Below are excerpts from documents obtained by SPT via a Freedom of Information request submitted to the Ontario Ministry of Health.

Note the admission by a Senior Policy Analyst that controlled acts are intended only for inherently risky activities.  As such, the 14th controlled act of psychotherapy has been nothing short of a flagrant abuse of the RHPA legislation.

By definition, controlled acts are those acts considered to carry an inherent risk of harm in the course of providing health care to a patient. Only those acts that are inherently dangerous are restricted, leaving as much health care as possible in the public domain.

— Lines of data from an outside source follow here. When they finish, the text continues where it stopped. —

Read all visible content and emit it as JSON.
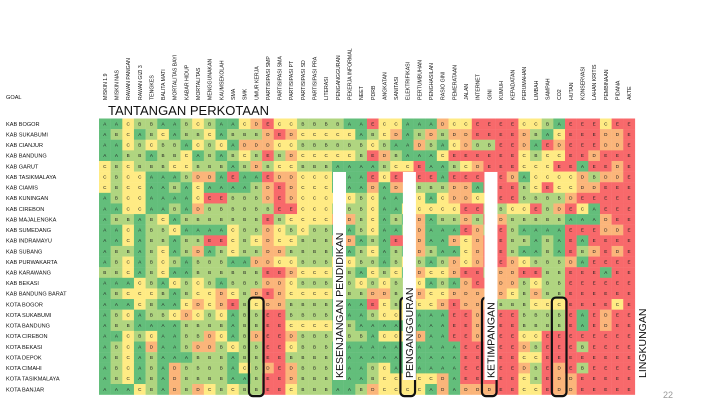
{
  "chart_data": {
    "type": "heatmap",
    "title": "TANTANGAN PERKOTAAN",
    "corner_label": "GOAL",
    "page_number": "22",
    "rows": [
      "KAB BOGOR",
      "KAB SUKABUMI",
      "KAB CIANJUR",
      "KAB BANDUNG",
      "KAB GARUT",
      "KAB TASIKMALAYA",
      "KAB CIAMIS",
      "KAB KUNINGAN",
      "KAB CIREBON",
      "KAB MAJALENGKA",
      "KAB SUMEDANG",
      "KAB INDRAMAYU",
      "KAB SUBANG",
      "KAB PURWAKARTA",
      "KAB KARAWANG",
      "KAB BEKASI",
      "KAB BANDUNG BARAT",
      "KOTA BOGOR",
      "KOTA SUKABUMI",
      "KOTA BANDUNG",
      "KOTA CIREBON",
      "KOTA BEKASI",
      "KOTA DEPOK",
      "KOTA CIMAHI",
      "KOTA TASIKMALAYA",
      "KOTA BANJAR"
    ],
    "columns": [
      "MISKIN 1.9",
      "MISKIN NAS",
      "RAWAN PANGAN",
      "RAWAN GIZI 3",
      "TENGKES",
      "BALITA MATI",
      "MORTALITAS BAYI",
      "KABAR HIDUP",
      "MORTALITAS",
      "MENGGUNAKAN",
      "KAUMSEKOLAH",
      "SMA",
      "SMK",
      "UMUR KERJA",
      "PARTISIPASI SMP",
      "PARTISIPASI SMA",
      "PARTISIPASI PT",
      "PARTISIPASI SD",
      "PARTISIPASI PRA",
      "LITERASI",
      "PENGANGGURAN",
      "PEKERJA INFORMAL",
      "NEET",
      "PDRB",
      "ANGKATAN",
      "SANITASI",
      "ELEKTRIFIKASI",
      "PERTUMBUHAN",
      "PENGHASILAN",
      "RASIO GINI",
      "PEMERATAAN",
      "JALAN",
      "INTERNET",
      "GINI",
      "KUMUH",
      "KEPADATAN",
      "PERUMAHAN",
      "LIMBAH",
      "SAMPAH",
      "CO2",
      "HUTAN",
      "KONSERVASI",
      "LAHAN KRITIS",
      "PEMBINAAN",
      "PIDANA",
      "AKTE"
    ],
    "groups": [
      {
        "label": "KESENJANGAN PENDIDIKAN",
        "from": 12,
        "to": 19
      },
      {
        "label": "PENGANGGURAN",
        "from": 20,
        "to": 25
      },
      {
        "label": "KETIMPANGAN",
        "from": 26,
        "to": 32
      },
      {
        "label": "LINGKUNGAN",
        "from": 33,
        "to": 45
      }
    ],
    "highlight_boxes": [
      {
        "column": 13,
        "row_from": 17,
        "row_to": 25
      },
      {
        "column": 26,
        "row_from": 17,
        "row_to": 25
      },
      {
        "column": 33,
        "row_from": 17,
        "row_to": 25
      },
      {
        "column": 39,
        "row_from": 17,
        "row_to": 25
      }
    ],
    "grade_colors": {
      "A": "#63be7b",
      "B": "#b0d580",
      "C": "#ffeb84",
      "D": "#fbb57a",
      "E": "#f8696b",
      "blank": "#ffffff"
    },
    "grades": [
      "AACBBAABCBAACDECCBBBBAAECCAAADCCEEEECCBAEEECEE",
      "ABCABCABBCABBBDEDCCCCCABCDABDBDDEEEEDBACEEEDDE",
      "AACBCBBACBCADDDCCBBBBBBCBAADBACDBBEEDAEDEEEDDE",
      "AABBABBCABABCBEBDCCCCCBEDBAAACEEEEEECBCCEEDEEE",
      "CBCBBBCCBBBABDBCCBBBAAAABCCEAABCDEEECCCEEAEEDE",
      "CBCCAAABDDAEAAEDDCCCAAAECEEEEAEEEEEDACCCCDBDDE",
      "CBCCAABACAAAABDEDCCCAAADADDBBBDDAEEEBCECCDDEEE",
      "ABCCAAAACEEBBBDEDCCCCCBCAAACACDDCCEEBBBBDEEEEE",
      "AACCAABADBBBBBBEECCCBBBCAACCCCCEEBBCCEBDECAEEE",
      "ABBABCABBBBBBBEBCCCCDDBCABADABBDBEDBBBBBAAADEE",
      "AACABBCAAAACBBDCBCBBAABCAABDAAAEDBEBAAAAEEEDDE",
      "AACABBABBEECBCDCCBBBDDABAEEDAADCDEEBBABAEAEEEE",
      "ABBABCABDABCBBDDBBBBAABCABADBAACDEEBAABAEBDEDE",
      "ABCABCBABBBAADDCCBBBCCBBABCBABDCDEEDCBBBDAEEEE",
      "BBCABCAABBBBBBEEDCCCBBACBCADCCDEEBDDEEBBEEEAEE",
      "AAACBACBCBABBBDDCBBBBBCBCBBCABADEEDDBCBBEEEEEE",
      "ABCCCBABCCDCBDEDCCCCBBBDDBBDCCDDDDDCBDBBEEEEEE",
      "AAACBAACDCDEBCDDBBBBAAAECBCCCDEDDDBBBCCCEEEECE",
      "ABCABBCDCBCABBEEBBBBAAABCCCAAAEEDEEEBBBBEAEDEE",
      "ABBAAAABBBBABBEECCCCBBAAAAAAAAEEDEEEBBBBEAEDEE",
      "AACBCAABBDCABDEEDBBBBBBACCCDAAEEDEEECCEEEEEEEE",
      "ABCADAABDDBCBBEECBBBAAAAAAAAAAAEEEEEDBEEEBEEEE",
      "ABCABAAABBBABBEEBBBBAAAAAAAAAAAEEEEECCEEEEEEEE",
      "ABCABADBBBBACBDEDBBBAAABCAAAAAAEEEEEDBEDEBEEEE",
      "ABCABADBBBBAABEEDBBBAAABCCCCCDAEEEEECBEDDEEEEE",
      "AAACBADBDCBCBBEECBBBAABDCCCCADADDDEECCEDDEEEEE"
    ]
  }
}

It has never been the intention of that Act to regulate professionals who, while they may provide services that fall under the broad range of psychotherapeutic techniques, are not necessarily psychotherapists (e.g., marriage counsellors, etc.). Under the RHPA’s overlapping scopes of practice, there is no prohibition against an unregulated practitioner performing services within a regulated profession’s scope of practice.

And note the last-minute scramble to clarify for the public the meaning of the controlled act, which came into law 8 years ago (in June 2007) and awaits a mere signature to become enforceable.

From a May 2015 email:

I asked her, again, how she as the regulator plans on distinguishing between a non-psychotherapist’s performance of the CA and other practice, and she was unable to tell me. This is, I think, the salient point. What criteria will the College use to hold mental health services up against when fulfilling their legislated duty?